La recente approvazione del disegno di legge sull’autonomia differenziata ha rimesso la questione meridionale al centro della scena politica. Tra i piagnistei dei meridionalisti d’assalto, propugnatori di un revisionismo d’accatto che vede il cattivo Nord affamatore del Sud, e le grida contro i tentativi di dividere un Paese ancora forse troppo lontano dalla piena unificazione, pare essersi persa la possibilità di un dibattito serio e pacato che consideri i potenziali effetti della riforma a partire dalle attuali differenze tra le due parti d’Italia.

L’analisi

Ma un dibattito serio impone, innanzitutto, la disponibilità di dati attendibili, raccolti in maniera metodologicamente corretta e interpretati minimizzando le inclinazioni personali, le preferenze individuali o l’agenda politica di chi li produce. La situazione economica del Sud resta fortemente arretrata. Nel suo recente rapporto sulle economie regionali la Banca d’Italia evidenzia come il tasso di crescita del PIL per il periodo dal 2019 al 2022 abbia fatto registrare il suo valore più basso proprio nel Mezzogiorno e, sebbene la crisi pandemica abbia determinato una leggera riduzione del divario tra Nord e Sud in ragione di un minore rallentamento dell’attività economica nelle regioni meridionali per il maggior peso del settore pubblico, i dati consuntivi più aggiornati hanno visto allargarsi di nuovo la forbice della ricchezza.

La conferma

Anche il rapporto 2024 dell’ISTAT conferma che il Sud resta il grande malato del Paese con livelli di Pil pro-capite di poco superiori alla metà di quelli registrati nel Nord. Fin qui i fatti e i dati consuntivi disponibili che sono una base solida e seria per ragionare e dibattere. Che succede però se ci avventuriamo nel campo delle previsioni economiche che, come ricordava Galbraith, hanno l’unica funzione di rendere l’astrologia una materia rispettabile? Lo Svimez, nel suo ultimo rapporto, prevede per il 2023 una crescita sostenuta dell’economia meridionale con un tasso del 1,3% che supera il tasso nazionale fermo allo 0,9% e batte anche il Nord-Est e il Nord-Ovest del Paese fermi all’1% e allo 0,9%. La crescita dell’occupazione al Sud è più alta di quella di altre parti del Paese guidata dalla crescita del valore aggiunto nel tradizionale settore delle costruzioni e dall’apporto decisivo degli investimenti pubblici che avrebbero contribuito ad almeno il 40% della crescita complessiva del PIL. È il mondo alla rovescia in cui finalmente il Sud cresce più del Nord e comincia a chiudere il divario, con buona pace di chi vede nell’autonomia differenziata l’unica risposta ai continui trasferimenti tra le regioni più ricche e quelle più povere del Paese.
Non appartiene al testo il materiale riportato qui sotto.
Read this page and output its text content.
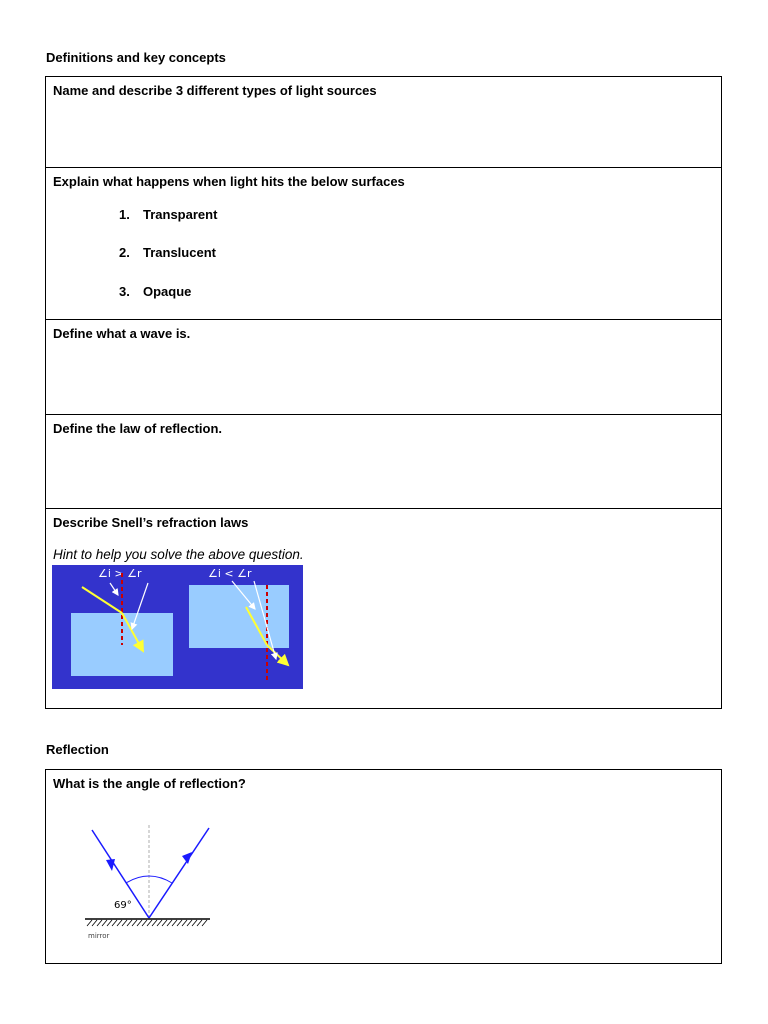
Definitions and key concepts

Name and describe 3 different types of light sources

Explain what happens when light hits the below surfaces

1. Transparent
2. Translucent
3. Opaque

Define what a wave is.

Define the law of reflection.

Describe Snell’s refraction laws

Hint to help you solve the above question.

∠i > ∠r	∠i < ∠r
Reflection

What is the angle of reflection?

69°
mirror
Ogni previsione sembra fare storia a sé

Qualche giorno prima un rapporto previsionale di Prometeia aveva però evidenziato percentuali di crescita più basse di quelle dello Svimez per le singole regioni del Sud e i primi rapporti sulle economie regionali pubblicati annualmente dalla Banca d’Italia indicano una crescita per il Mezzogiorno pari allo 0,6%, di gran lunga inferiore alle stime dell’ente che si occupa dello sviluppo del Mezzogiorno. Insomma, ogni previsione sembra fare storia a sé e il malcapitato lettore delle notizie del giorno si trova a esultare o a deprimersi a seconda dei dati futuri che gli vengono forniti. Non ci sono rimedi semplici a questa cacofonia di dati e di previsioni e l’unica ricetta resta quella di approfondire metodologie e presupposti per scoprire quali criteri e quali modelli hanno generato i diversi risultati. Un compito non facile per il nostro malcapitato lettore ma un obbligo morale e istituzionale per i politici e i soggetti che ricoprono ruoli istituzionali e che devono resistere alla tentazione di commentare con toni trionfalistici o puntare dita accusatrici, sulla base di previsioni che spesso sono amaramente smentite dai fatti a distanza di qualche tempo. Ronald Coase diceva che se torturi i dati abbastanza, alla fine confesseranno quello che vuoi. Speriamo solo che questi dati così maltrattati non diventino la base per decisioni politiche ineffi caci e dannose.